- IATA: none; ICAO: none; FAA LID: 07L;

Summary
- Operator: Private
- Location: Agawam, Massachusetts
- Built: Unknown
- In use: Circa 1945
- Occupants: Private
- Elevation AMSL: 192 ft / 59 m
- Coordinates: 42°2′51.46″N 72°36′39.41″W﻿ / ﻿42.0476278°N 72.6109472°W
- Interactive map of Agawam-Springfield Harbor Seaplane Base

Runways
| Direction | Length |  | Surface |
| ft | m |
| North-South | 8,000 | 2,438 | Water |

= Agawam-Springfield Harbor Seaplane Base =

Agawam-Springfield Harbor Seaplane Base was a seaplane base (seaplane landing area) in Agawam, Massachusetts.
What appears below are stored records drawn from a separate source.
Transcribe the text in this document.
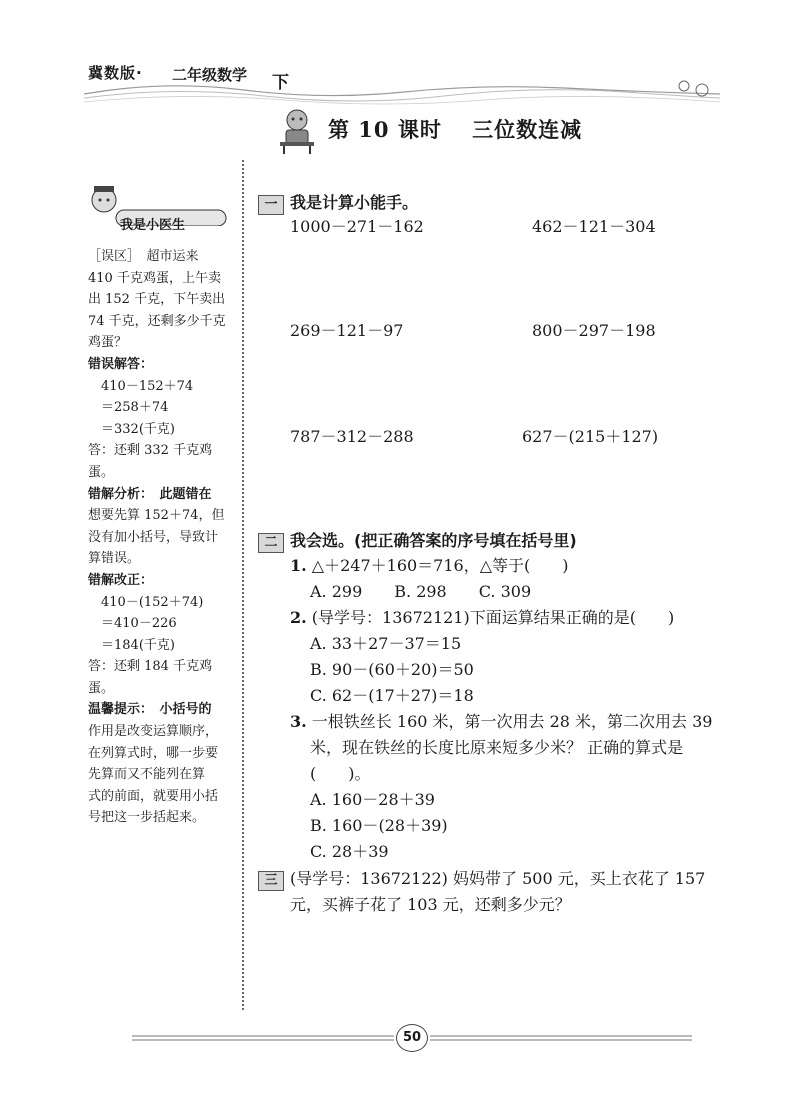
冀数版· 二年级数学 下
第 10 课时　 三位数连减
我是小医生
［误区］　超市运来
410 千克鸡蛋，上午卖
出 152 千克，下午卖出
74 千克，还剩多少千克
鸡蛋？
错误解答：
　410－152＋74
　＝258＋74
　＝332(千克)
答：还剩 332 千克鸡蛋。
错解分析：　此题错在
想要先算 152＋74，但
没有加小括号，导致计
算错误。
错解改正：
　410－(152＋74)
　＝410－226
　＝184(千克)
答：还剩 184 千克鸡
蛋。
温馨提示：　小括号的
作用是改变运算顺序，
在列算式时，哪一步要
先算而又不能列在算
式的前面，就要用小括
号把这一步括起来。
一 我是计算小能手。
1000－271－162	462－121－304
269－121－97	800－297－198
787－312－288	627－(215＋127)
二 我会选。(把正确答案的序号填在括号里)
1. △＋247＋160＝716，△等于(　　)
A. 299　　B. 298　　C. 309
2. (导学号：13672121)下面运算结果正确的是(　　)
A. 33＋27－37＝15
B. 90－(60＋20)＝50
C. 62－(17＋27)＝18
3. 一根铁丝长 160 米，第一次用去 28 米，第二次用去 39
米，现在铁丝的长度比原来短多少米？ 正确的算式是
(　　)。
A. 160－28＋39
B. 160－(28＋39)
C. 28＋39
三 (导学号：13672122) 妈妈带了 500 元，买上衣花了 157
元，买裤子花了 103 元，还剩多少元？
50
It featured a landing area (water runway) of 8000 feet on the Connecticut River.

In the mid 20th century it was a full time business with a location at 1000 River Road in Agawam, and was attended with regular business hours. At some point in the 1980s, it became an unattended seaplane landing area. At some point in the early 2000s, the seaplane base symbol disappeared from FAA sectional charts, and the FAA identifier was changed from MA11 to 07L.

Seaplanes can still land on the river in this area, but no official FAA seaplane base designation remains.